Depois de uma semana sem aparecer, me derreti
quando o avistei de longe, caminhava com meu caderno, ele estava lá com sua
motocicleta, cigarro na boca, mas foi frio, só me deu um beijo no rosto, eu
esperava que ele pedisse para eu não entrar mais uma vez. Quando cheguei em
frente ao portão, ele estava falando com outra menina, eu segui em frente com
lágrimas nos olhos.
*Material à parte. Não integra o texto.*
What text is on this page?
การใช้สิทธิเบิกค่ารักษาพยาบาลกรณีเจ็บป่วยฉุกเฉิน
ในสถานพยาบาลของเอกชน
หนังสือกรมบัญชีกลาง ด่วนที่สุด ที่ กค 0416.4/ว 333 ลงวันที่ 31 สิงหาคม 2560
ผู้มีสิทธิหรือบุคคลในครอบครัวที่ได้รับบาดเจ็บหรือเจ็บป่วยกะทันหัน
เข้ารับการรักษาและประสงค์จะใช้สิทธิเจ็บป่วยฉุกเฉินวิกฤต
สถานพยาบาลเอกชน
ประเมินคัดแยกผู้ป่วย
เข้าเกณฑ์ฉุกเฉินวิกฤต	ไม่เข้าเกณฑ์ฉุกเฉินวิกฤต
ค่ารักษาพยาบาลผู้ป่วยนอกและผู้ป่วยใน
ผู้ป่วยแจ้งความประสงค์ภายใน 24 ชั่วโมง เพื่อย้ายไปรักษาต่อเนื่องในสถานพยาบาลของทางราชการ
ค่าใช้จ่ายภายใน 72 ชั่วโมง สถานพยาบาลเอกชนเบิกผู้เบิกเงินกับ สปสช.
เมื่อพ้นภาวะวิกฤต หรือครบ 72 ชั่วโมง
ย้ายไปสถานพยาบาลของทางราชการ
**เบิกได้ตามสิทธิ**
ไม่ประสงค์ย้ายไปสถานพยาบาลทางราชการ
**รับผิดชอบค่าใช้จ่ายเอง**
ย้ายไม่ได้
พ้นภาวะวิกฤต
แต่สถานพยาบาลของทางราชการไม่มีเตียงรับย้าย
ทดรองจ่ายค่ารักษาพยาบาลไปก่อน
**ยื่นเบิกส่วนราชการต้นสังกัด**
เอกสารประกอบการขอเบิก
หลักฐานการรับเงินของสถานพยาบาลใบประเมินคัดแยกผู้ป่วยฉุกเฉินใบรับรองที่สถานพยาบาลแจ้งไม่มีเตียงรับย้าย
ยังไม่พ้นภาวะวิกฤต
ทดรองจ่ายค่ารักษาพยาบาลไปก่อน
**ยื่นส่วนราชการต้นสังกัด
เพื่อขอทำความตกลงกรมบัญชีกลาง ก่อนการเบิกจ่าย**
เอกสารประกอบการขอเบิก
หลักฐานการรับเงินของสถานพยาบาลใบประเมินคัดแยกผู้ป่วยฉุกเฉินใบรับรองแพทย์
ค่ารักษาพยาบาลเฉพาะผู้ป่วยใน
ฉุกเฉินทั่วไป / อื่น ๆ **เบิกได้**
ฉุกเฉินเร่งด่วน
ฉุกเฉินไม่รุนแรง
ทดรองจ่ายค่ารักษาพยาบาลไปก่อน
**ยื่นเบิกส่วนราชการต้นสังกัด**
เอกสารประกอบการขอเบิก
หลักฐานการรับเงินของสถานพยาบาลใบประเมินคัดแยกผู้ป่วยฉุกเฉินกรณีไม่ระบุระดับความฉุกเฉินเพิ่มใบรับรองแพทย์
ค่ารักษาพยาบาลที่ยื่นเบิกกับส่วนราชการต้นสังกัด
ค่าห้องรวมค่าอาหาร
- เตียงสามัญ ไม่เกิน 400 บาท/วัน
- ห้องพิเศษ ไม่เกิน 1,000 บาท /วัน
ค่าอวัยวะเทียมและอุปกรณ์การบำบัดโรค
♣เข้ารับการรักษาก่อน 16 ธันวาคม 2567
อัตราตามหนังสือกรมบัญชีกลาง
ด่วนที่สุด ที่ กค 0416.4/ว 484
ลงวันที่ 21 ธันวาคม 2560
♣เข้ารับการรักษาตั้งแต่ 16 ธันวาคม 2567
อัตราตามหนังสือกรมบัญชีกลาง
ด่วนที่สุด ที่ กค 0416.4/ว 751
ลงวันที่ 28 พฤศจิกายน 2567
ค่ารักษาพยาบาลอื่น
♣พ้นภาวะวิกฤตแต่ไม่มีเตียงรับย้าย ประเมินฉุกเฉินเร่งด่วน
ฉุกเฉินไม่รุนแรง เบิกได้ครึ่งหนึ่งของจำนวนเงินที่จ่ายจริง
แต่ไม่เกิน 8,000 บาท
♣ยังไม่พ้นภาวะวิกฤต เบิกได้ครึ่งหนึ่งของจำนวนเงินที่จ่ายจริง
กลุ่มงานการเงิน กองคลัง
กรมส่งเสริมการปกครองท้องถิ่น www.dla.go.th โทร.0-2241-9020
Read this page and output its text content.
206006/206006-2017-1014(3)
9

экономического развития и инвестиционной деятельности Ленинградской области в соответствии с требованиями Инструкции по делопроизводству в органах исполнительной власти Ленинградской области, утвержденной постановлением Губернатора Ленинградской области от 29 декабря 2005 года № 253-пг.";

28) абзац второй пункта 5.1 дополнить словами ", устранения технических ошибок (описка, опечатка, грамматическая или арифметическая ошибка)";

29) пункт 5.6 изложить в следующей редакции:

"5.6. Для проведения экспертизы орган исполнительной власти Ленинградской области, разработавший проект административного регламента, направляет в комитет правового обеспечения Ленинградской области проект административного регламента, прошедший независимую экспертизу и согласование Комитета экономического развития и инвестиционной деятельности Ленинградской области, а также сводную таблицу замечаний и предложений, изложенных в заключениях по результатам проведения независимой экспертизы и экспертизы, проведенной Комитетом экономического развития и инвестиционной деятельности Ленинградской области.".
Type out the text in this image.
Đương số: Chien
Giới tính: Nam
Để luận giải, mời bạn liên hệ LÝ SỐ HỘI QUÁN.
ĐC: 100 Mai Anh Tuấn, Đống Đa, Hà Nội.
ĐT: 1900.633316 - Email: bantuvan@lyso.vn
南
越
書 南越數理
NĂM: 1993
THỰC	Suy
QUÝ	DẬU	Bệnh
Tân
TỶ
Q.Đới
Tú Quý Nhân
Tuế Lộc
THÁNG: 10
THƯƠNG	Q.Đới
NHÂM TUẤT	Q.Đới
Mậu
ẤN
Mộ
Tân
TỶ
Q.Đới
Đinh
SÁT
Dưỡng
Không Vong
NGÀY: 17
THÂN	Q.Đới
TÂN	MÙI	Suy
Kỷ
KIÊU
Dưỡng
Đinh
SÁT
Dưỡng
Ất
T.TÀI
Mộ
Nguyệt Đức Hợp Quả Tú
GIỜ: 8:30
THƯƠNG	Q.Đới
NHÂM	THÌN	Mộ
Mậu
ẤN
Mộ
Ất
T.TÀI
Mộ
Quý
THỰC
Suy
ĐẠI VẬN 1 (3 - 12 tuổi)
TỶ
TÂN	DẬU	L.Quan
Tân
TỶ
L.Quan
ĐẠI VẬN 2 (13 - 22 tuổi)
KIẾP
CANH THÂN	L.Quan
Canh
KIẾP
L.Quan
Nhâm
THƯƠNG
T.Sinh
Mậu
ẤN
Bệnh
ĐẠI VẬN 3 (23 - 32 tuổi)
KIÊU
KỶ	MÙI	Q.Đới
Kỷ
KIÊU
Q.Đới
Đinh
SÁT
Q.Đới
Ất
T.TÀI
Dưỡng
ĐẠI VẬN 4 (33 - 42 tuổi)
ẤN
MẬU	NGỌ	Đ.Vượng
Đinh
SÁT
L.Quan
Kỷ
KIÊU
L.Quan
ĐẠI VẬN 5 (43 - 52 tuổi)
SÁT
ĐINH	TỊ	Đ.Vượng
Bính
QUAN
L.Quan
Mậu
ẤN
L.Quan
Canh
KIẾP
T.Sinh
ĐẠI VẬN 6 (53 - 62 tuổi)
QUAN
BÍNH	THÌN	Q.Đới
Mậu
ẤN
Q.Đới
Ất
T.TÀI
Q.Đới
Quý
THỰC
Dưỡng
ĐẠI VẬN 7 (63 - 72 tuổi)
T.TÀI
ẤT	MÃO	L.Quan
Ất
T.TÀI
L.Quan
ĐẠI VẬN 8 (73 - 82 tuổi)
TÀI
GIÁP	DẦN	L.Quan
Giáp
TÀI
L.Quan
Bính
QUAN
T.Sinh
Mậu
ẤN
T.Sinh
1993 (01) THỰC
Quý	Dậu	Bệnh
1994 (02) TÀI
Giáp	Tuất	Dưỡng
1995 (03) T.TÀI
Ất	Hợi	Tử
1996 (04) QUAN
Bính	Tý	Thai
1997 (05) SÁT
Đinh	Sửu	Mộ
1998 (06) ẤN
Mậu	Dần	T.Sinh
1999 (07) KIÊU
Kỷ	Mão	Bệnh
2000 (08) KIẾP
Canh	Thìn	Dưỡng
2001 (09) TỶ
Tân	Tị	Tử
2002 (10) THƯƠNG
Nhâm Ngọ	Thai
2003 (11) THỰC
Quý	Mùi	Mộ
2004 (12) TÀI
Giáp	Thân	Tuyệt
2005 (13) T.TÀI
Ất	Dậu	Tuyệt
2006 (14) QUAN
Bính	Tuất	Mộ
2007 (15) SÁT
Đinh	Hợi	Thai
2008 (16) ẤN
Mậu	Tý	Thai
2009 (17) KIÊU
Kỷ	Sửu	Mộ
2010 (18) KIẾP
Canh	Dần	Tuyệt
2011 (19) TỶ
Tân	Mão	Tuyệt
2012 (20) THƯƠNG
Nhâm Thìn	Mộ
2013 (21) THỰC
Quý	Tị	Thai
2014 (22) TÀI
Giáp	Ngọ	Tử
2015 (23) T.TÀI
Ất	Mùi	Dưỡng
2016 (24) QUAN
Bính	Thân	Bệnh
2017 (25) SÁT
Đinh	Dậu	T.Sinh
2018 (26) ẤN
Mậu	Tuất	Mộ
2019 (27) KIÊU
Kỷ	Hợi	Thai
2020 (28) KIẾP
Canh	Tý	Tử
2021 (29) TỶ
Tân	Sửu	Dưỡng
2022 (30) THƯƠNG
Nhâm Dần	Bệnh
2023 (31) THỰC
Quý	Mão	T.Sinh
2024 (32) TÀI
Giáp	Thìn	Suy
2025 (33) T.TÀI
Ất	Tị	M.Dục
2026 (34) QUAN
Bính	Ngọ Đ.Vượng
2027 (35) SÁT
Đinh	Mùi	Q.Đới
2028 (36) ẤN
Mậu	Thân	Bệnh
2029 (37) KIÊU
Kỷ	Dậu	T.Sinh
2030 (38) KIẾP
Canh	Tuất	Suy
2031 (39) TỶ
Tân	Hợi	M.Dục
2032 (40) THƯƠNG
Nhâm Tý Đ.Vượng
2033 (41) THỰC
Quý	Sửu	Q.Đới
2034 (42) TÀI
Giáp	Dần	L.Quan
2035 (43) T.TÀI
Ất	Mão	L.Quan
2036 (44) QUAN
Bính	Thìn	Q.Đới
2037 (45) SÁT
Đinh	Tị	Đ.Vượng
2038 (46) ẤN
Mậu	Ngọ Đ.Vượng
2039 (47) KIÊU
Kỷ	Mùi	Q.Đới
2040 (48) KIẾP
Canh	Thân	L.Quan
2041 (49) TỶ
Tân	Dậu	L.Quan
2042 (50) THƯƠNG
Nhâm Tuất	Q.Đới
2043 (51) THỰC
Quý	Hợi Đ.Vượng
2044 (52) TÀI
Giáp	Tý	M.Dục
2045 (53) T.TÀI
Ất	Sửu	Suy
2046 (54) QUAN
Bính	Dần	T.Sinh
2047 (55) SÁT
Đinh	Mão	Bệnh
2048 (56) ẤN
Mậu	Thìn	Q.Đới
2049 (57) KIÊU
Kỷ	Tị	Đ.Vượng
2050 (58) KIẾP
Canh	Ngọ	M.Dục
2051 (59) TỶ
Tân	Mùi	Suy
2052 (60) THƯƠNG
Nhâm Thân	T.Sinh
Depois falei que estava passando mal, ligaram para minha
mãe que veio com raiva me buscar.
Meu
pai morreu quando eu tinha oito anos, mesmo jovem, minha mãe só encontrou um
novo companheiro, depois de seis anos de luto. Ele trazia doces para mim, minha
mãe voltou a sorrir, depois de seis meses de namoro, ele veio morar conosco.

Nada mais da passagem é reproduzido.